A Payrolls Gain of 310,000 Jobs in April Will Further Rattle Global Markets
A perfectly balanced U.S. job market has provided a soft landing but the resulting Higher for Longer narrative and its inevitable evolution into Higher Forever is sending shockwaves around the world.
It’s been another turbulent week as U.S. and global markets continue to begrudgingly adjust to the new Higher for Longer environment we’re in. And as we noted last week, given the balanced state of both the U.S. economy and the job market, we expect the upheaval to continue for some time as the overarching narrative slowly (or maybe not so slowly) migrates from Higher for Longer to Higher Forever.
That broader, evolving narrative around the Fed’s pivot, along with its shockwave rippling around the world, is being almost entirely driven by the persistent, underlying strength of the U.S. job market that’s been powered by the growing, and now perfect, equilibrium between labor demand and labor supply.
As the chart above indicates, we’ve come into this balanced state only recently.
Going back three years or so to the beginning of 2021, it took about a year for employers to sufficiently raise their ‘bids’ to bring enough people back to work to allow them to start overcoming the labor component of the supply shock that rocked the economy as the country emerged from the pandemic.
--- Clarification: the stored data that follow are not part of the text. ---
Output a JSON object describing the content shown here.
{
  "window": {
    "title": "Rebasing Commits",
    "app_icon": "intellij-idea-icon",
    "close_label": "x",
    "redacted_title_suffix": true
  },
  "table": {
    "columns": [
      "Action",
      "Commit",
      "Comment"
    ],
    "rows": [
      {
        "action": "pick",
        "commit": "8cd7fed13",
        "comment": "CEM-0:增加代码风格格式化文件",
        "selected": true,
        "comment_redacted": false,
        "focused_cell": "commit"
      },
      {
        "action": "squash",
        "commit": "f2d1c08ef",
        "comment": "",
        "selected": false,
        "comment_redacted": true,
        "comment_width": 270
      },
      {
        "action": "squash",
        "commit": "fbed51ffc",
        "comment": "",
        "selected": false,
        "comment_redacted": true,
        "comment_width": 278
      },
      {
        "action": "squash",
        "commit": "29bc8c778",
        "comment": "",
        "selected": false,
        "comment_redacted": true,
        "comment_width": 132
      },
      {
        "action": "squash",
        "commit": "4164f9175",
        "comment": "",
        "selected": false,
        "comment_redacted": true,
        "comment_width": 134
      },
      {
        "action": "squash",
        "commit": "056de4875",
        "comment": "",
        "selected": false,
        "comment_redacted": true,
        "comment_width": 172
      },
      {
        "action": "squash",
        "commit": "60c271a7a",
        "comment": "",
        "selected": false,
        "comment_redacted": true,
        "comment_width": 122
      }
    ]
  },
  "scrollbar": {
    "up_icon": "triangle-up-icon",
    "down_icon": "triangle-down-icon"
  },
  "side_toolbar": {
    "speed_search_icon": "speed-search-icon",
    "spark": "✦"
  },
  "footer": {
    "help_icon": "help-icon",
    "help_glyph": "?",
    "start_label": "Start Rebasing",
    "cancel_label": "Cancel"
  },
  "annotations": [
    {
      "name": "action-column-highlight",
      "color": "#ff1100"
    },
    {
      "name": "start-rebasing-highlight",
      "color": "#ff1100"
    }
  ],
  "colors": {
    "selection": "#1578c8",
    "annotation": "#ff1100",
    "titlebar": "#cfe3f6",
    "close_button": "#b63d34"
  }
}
It then took roughly another two years to fully resolve the massive demand-supply imbalance in the job market, but we eventually did just that and in doing so, wage inflation and then broader inflation subsided and unemployment stayed below 4% throughout - which brings us to where we find ourselves today. As we noted last week:
From our perspective, this is the new, post-pandemic normal. The soft landing has occurred (arguably, it did so nearly a year ago) and we’ve most assuredly arrived at the final destination. There is nowhere else to go.
Inflation has come down as far as it’s going to for a whole host of reasons and every other aspect of the economy is operating at a level where ~3% inflation is (or least should be) totally acceptable. Consumers are adjusting, businesses are adjusting, and even the markets are adjusting (albeit with some pain and serious gnashing of teeth).
Eventually the Fed, too, will adjust, make no mistake.
Having arrived in this most harmonious place, the U.S. has added a net gain of 830,000 jobs since January, 30% above consensus estimates but not surprising to some.
But as glorious as this destination is proving to be for the economy and the country as a whole, it’s causing ample consternation in the markets (along with a massive goldbug hatch). That consternation is sure to get dialed up a notch or two on Friday when the Bureau of Labor Statistics (BLS) reports a net gain of 310,000 jobs in April.
Given the lag between our job openings data and the resulting job gains when those openings are filled with new hires, our April NFP forecast is based on our March data. And based on our April data, detailed below, perhaps the markets will settle down a bit with May’s jobs report.
So with that, in April, total U.S. jobs indexed directly from company websites around the world fell 2% to 4.9M jobs, while new jobs fell roughly 5% and removed jobs stayed flat.
Similarly, the LinkUp 10,000 - a metric that tracks total U.S. job openings from the 10,000 global employers with the most openings in the U.S., fell just under 2%.
New job openings by state fell across much of the country with the largest decreases in Alaska (-20%), Mississippi (-19%) and Georgia (-13%).
For the month, labor demand in manufacturing was flat while labor demand in services fell slightly.
Industries showing the largest declines in openings were Professional Services (-11%), Retail-General Merchandise (-10%), and Transportation/Warehouse (-8%).
Labor demand for blue and white collar jobs fell 2% and 1% respectively.
The largest gains by occupation were seen in Construction (6%) and Legal (5%), and the largest declines were seen in Business & Financial Ops (-8%) and Farm/Forest/Fish/Hunt (-8%).
In April, Closed Duration, which essentially measures Time-to-Fill or Hiring Velocity across the entire economy, feel back down to 44 days after jumping up in March. Closed Duration is a highly useful metric that measures Time-to-Fill based on the number of days an opening, on average, is open on a company’s corporate career portal before it is closed and removed.
The rolling 90-day average for Closed Duration dropped in both manufacturing and services.
Similarly, the rolling 90-day average for Closed Duration for both white-collar and blue-collar jobs dropped sharply.
Based on our data from March, we are forecasting a net gain of 310,000 jobs in April, well above the consensus estimates of 240,000 jobs.
If the past few weeks are any indication, we could be in for even more serious tremors on Friday.